Pendant ce temps, aux États-Unis, les querelles se poursuivent au sujet de la fusion de la loi sur la concurrence à la Chambre et de la loi sur l’innovation et la concurrence du Sénat, qui visent toutes deux à améliorer la résilience des biens communs industriels à la suite de la pandémie. Mis à part les subventions aux semi-conducteurs, le projet de loi du Sénat est une affaire néolibérale comme d’habitude. La Chambre, d’autre part, met l’accent sur la reconstruction de la fabrication nationale, tout en se concentrant davantage sur l’environnement et les normes du travail.
Tout cela survient alors que la Maison Blanche est sous pression pour repenser les tarifs de l’ère Trump sur la Chine.
Pour utiliser une autre métaphore en 12 étapes, ce serait bien si toutes les disputes pouvaient simplement être confiées à une puissance supérieure. Mais c’est là le problème — il n’y en a pas un (y compris l’OMC) qui se soit montré capable de gérer l’effondrement du paradigme du commerce mondial.

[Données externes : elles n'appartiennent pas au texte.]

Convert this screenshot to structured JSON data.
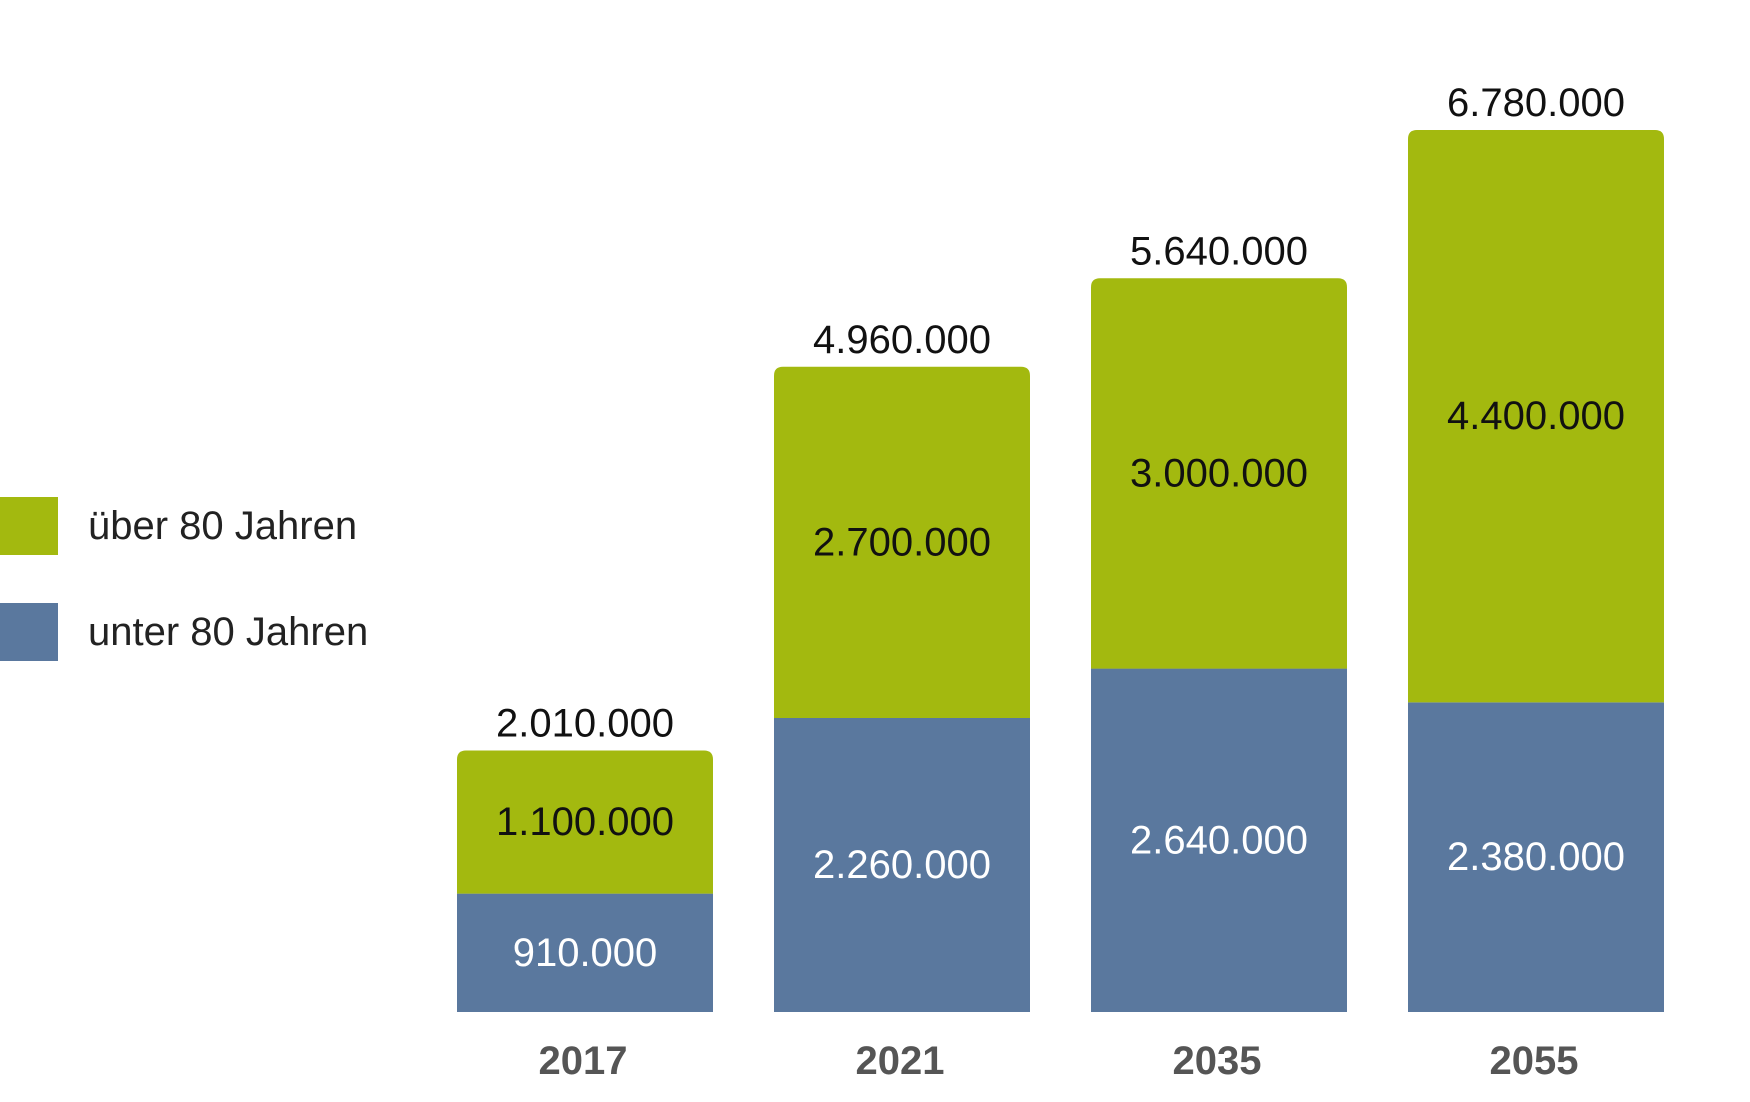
{
  "chart_data": {
    "type": "bar",
    "stacked": true,
    "categories": [
      "2017",
      "2021",
      "2035",
      "2055"
    ],
    "series": [
      {
        "name": "unter 80 Jahren",
        "values": [
          910000,
          2260000,
          2640000,
          2380000
        ],
        "value_labels": [
          "910.000",
          "2.260.000",
          "2.640.000",
          "2.380.000"
        ],
        "color": "#5a789e",
        "label_color": "#ffffff"
      },
      {
        "name": "über 80 Jahren",
        "values": [
          1100000,
          2700000,
          3000000,
          4400000
        ],
        "value_labels": [
          "1.100.000",
          "2.700.000",
          "3.000.000",
          "4.400.000"
        ],
        "color": "#a3b90f",
        "label_color": "#111111"
      }
    ],
    "totals": [
      2010000,
      4960000,
      5640000,
      6780000
    ],
    "total_labels": [
      "2.010.000",
      "4.960.000",
      "5.640.000",
      "6.780.000"
    ],
    "legend_order": [
      "über 80 Jahren",
      "unter 80 Jahren"
    ],
    "legend_position": "left",
    "ylim": [
      0,
      6780000
    ],
    "grid": false,
    "axis_labels_visible": false,
    "category_label_color": "#555555"
  },
  "legend": {
    "items": [
      {
        "label": "über 80 Jahren",
        "color": "#a3b90f"
      },
      {
        "label": "unter 80 Jahren",
        "color": "#5a789e"
      }
    ]
  }
}
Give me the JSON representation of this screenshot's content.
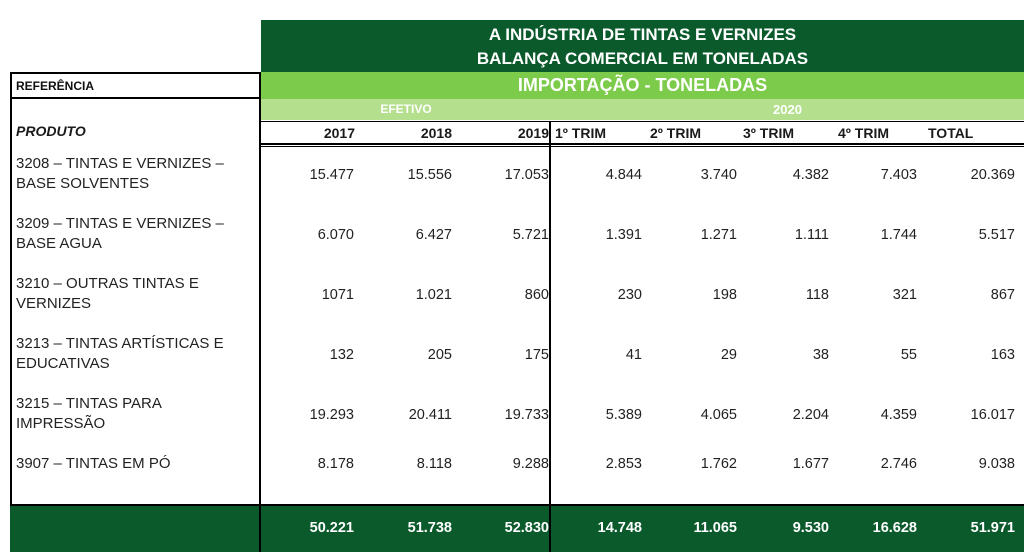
{
  "title_line1": "A INDÚSTRIA DE TINTAS E VERNIZES",
  "title_line2": "BALANÇA COMERCIAL  EM TONELADAS",
  "reference_label": "REFERÊNCIA",
  "section_title": "IMPORTAÇÃO - TONELADAS",
  "efetivo_label": "EFETIVO",
  "year_2020_label": "2020",
  "produto_label": "PRODUTO",
  "columns": [
    "2017",
    "2018",
    "2019",
    "1º TRIM",
    "2º TRIM",
    "3º TRIM",
    "4º TRIM",
    "TOTAL"
  ],
  "rows": [
    {
      "line1": "3208 – TINTAS E VERNIZES –",
      "line2": "BASE SOLVENTES",
      "values": [
        "15.477",
        "15.556",
        "17.053",
        "4.844",
        "3.740",
        "4.382",
        "7.403",
        "20.369"
      ]
    },
    {
      "line1": "3209 – TINTAS E VERNIZES –",
      "line2": "BASE AGUA",
      "values": [
        "6.070",
        "6.427",
        "5.721",
        "1.391",
        "1.271",
        "1.111",
        "1.744",
        "5.517"
      ]
    },
    {
      "line1": "3210 – OUTRAS TINTAS E",
      "line2": "VERNIZES",
      "values": [
        "1071",
        "1.021",
        "860",
        "230",
        "198",
        "118",
        "321",
        "867"
      ]
    },
    {
      "line1": "3213 – TINTAS ARTÍSTICAS E",
      "line2": "EDUCATIVAS",
      "values": [
        "132",
        "205",
        "175",
        "41",
        "29",
        "38",
        "55",
        "163"
      ]
    },
    {
      "line1": "3215 – TINTAS PARA",
      "line2": "IMPRESSÃO",
      "values": [
        "19.293",
        "20.411",
        "19.733",
        "5.389",
        "4.065",
        "2.204",
        "4.359",
        "16.017"
      ]
    },
    {
      "line1": "3907 – TINTAS EM PÓ",
      "line2": "",
      "values": [
        "8.178",
        "8.118",
        "9.288",
        "2.853",
        "1.762",
        "1.677",
        "2.746",
        "9.038"
      ]
    }
  ],
  "totals": [
    "50.221",
    "51.738",
    "52.830",
    "14.748",
    "11.065",
    "9.530",
    "16.628",
    "51.971"
  ],
  "colors": {
    "dark_green": "#0a5a2c",
    "light_green": "#7dcb4a",
    "pale_green": "#b4e08d"
  }
}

En effet, nous sommes toujours aux prises avec la première étape – reconnaître le problème. Comme le dit Tai, la mondialisation 2.0 doit « prendre en compte plus que la simple efficacité » et ne pas simplement encourager la libre circulation des capitaux et la libéralisation des échanges comme une fin en soi.
Le problème est de savoir comment et où négocier la forme de notre nouvelle ère post-néolibérale.